- CAC Delists 38,000 Companies for Failing to File Returns
The Corporate Affairs Commission on Tuesday said it had delisted the names of over 38,000 companies from its register for failing to file annual returns to the commission.
The Registrar-General, CAC, Mr Bello Mahmud, stated this while speaking during a chat with journalists in Abuja
He said that the delisting of the companies have been gazetted by the commission, adding that only the court can give an order for the companies to be readmitted into the register of the commission.
By delisting of these companies by the CAC, it implies that such companies are no longer registered entities in Nigeria and as such not recognised by law.

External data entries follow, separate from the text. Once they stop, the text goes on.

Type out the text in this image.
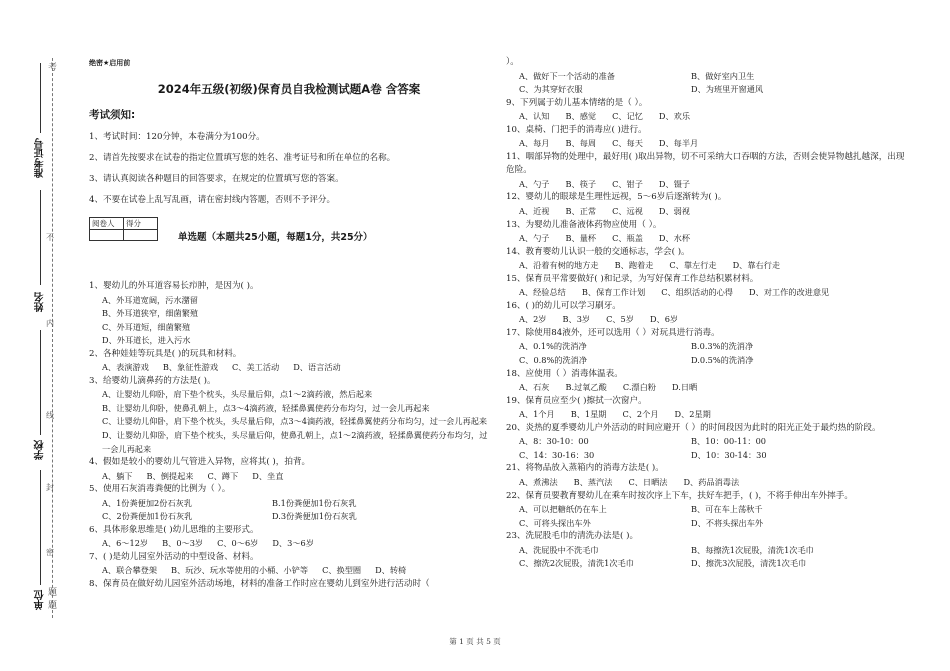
准考证号
姓名
学校
单位
不
内
线
封
密
考
題
題
绝密★启用前
2024年五级(初级)保育员自我检测试题A卷 含答案
考试须知:

1、考试时间：120分钟，本卷满分为100分。

2、请首先按要求在试卷的指定位置填写您的姓名、准考证号和所在单位的名称。

3、请认真阅读各种题目的回答要求，在规定的位置填写您的答案。

4、不要在试卷上乱写乱画，请在密封线内答题，否则不予评分。

阅卷人	得分

单选题（本题共25小题，每题1分，共25分）

1、婴幼儿的外耳道容易长疖肿，是因为( )。

A、外耳道宽阔，污水潴留

B、外耳道狭窄，细菌繁殖

C、外耳道短，细菌繁殖

D、外耳道长，进入污水

2、各种娃娃等玩具是( )的玩具和材料。

A、表演游戏 B、象征性游戏 C、美工活动 D、语言活动

3、给婴幼儿滴鼻药的方法是( )。

A、让婴幼儿仰卧，肩下垫个枕头，头尽量后仰，点1～2滴药液，然后起来

B、让婴幼儿仰卧，使鼻孔朝上，点3～4滴药液，轻揉鼻翼使药分布均匀，过一会儿再起来

C、让婴幼儿仰卧，肩下垫个枕头，头尽量后仰，点3～4滴药液，轻揉鼻翼使药分布均匀，过一会儿再起来

D、让婴幼儿仰卧，肩下垫个枕头，头尽量后仰，使鼻孔朝上，点1～2滴药液，轻揉鼻翼使药分布均匀，过一会儿再起来

4、假如是较小的婴幼儿气管进入异物，应将其( )，拍背。

A、躺下 B、倒提起来 C、蹲下 D、坐直

5、使用石灰消毒粪便的比例为（ ）。

A、1份粪便加2份石灰乳	B.1份粪便加1份石灰乳
C、2份粪便加1份石灰乳	D.3份粪便加1份石灰乳

6、具体形象思维是( )幼儿思维的主要形式。

A、6～12岁 B、0～3岁 C、0～6岁 D、3～6岁

7、( )是幼儿园室外活动的中型设备、材料。

A、联合攀登架 B、玩沙、玩水等使用的小桶、小铲等 C、换型圈 D、转椅

8、保育员在做好幼儿园室外活动场地，材料的准备工作时应在婴幼儿到室外进行活动时（

）。

A、做好下一个活动的准备	B、做好室内卫生
C、为其穿好衣服	D、为班里开窗通风

9、下列属于幼儿基本情绪的是（ ）。

A、认知 B、感觉 C、记忆 D、欢乐

10、桌椅、门把手的消毒应( )进行。

A、每月 B、每周 C、每天 D、每半月

11、咽部异物的处理中，最好用( )取出异物，切不可采纳大口吞咽的方法，否则会使异物越扎越深，出现危险。

A、勺子 B、筷子 C、钳子 D、镊子

12、婴幼儿的眼球是生理性远视，5～6岁后逐渐转为( )。

A、近视 B、正常 C、远视 D、弱视

13、为婴幼儿准备液体药物应使用（ ）。

A、勺子 B、量杯 C、瓶盖 D、水杯

14、教育婴幼儿认识一般的交通标志，学会( )。

A、沿着有树的地方走 B、跑着走 C、靠左行走 D、靠右行走

15、保育员平常要做好( )和记录，为写好保育工作总结积累材料。

A、经验总结 B、保育工作计划 C、组织活动的心得 D、对工作的改进意见

16、( )的幼儿可以学习刷牙。

A、2岁 B、3岁 C、5岁 D、6岁

17、除使用84液外，还可以选用（ ）对玩具进行消毒。

A、0.1%的洗消净	B.0.3%的洗消净
C、0.8%的洗消净	D.0.5%的洗消净

18、应使用（ ）消毒体温表。

A、石灰 B.过氧乙酸 C.漂白粉 D.日晒

19、保育员应至少( )擦拭一次窗户。

A、1个月 B、1星期 C、2个月 D、2星期

20、炎热的夏季婴幼儿户外活动的时间应避开（ ）的时间段因为此时的阳光正处于最灼热的阶段。

A、8：30-10：00	B、10：00-11：00
C、14：30-16：30	D、10：30-14：30

21、将物品放入蒸箱内的消毒方法是( )。

A、煮沸法 B、蒸汽法 C、日晒法 D、药品消毒法

22、保育员要教育婴幼儿在乘车时按次序上下车，扶好车把手，( )，不将手伸出车外摔手。

A、可以把糖纸仍在车上	B、可在车上荡秋千
C、可将头探出车外	D、不将头探出车外

23、洗屁股毛巾的清洗办法是( )。

A、洗屁股中不洗毛巾	B、每擦洗1次屁股，清洗1次毛巾
C、擦洗2次屁股，清洗1次毛巾	D、擦洗3次屁股，清洗1次毛巾
第 1 页 共 5 页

Bello said that some of the companies that were delisted may have not been liquidated, adding that based on the provisions of the law, the companies have up to 20 years to reapply for re-registration.
He said, “The laws says that if the commission has reasonable cause that the company is not carrying on business while in operation, then it has to enquire from that company and if no response is received within three months, the commission can proceed to strike off the name of the registered company.
“We have just gazetted a little above 38,000 companies and those companies have been struck off from the register.
“But by striking off, it doesnt mean the companies have been dissolved. The companies have been more or less suspended and they cannot go back to business unless they obtain an order of court to re-list. The law gives them a window of 20 years within which they can apply for re-list.”
He said the CAC has carried out an amendment of the Companies and Allied Matters Act which is expected to strengthen the regulatory and enforcement powers of the commission.
He lamented that the CAMA which established the CAC had been in operation for over 20 years, noting that the amendment was needed to enable the commission keep pace with changing business practice.
He gave some of the key areas that are being amended to include the right of one person to form Private Limited Liability Company; provision for business rescue and recovery proceedings that will give temporary moratorium to financially distressed companies to adopt recovery measures under closed regulatory supervision.
Others are review of fines and penalties in line with current economic realities, and the removal of the clause that makes it compulsory to engage the services of a legal practitioner before a company can be registered.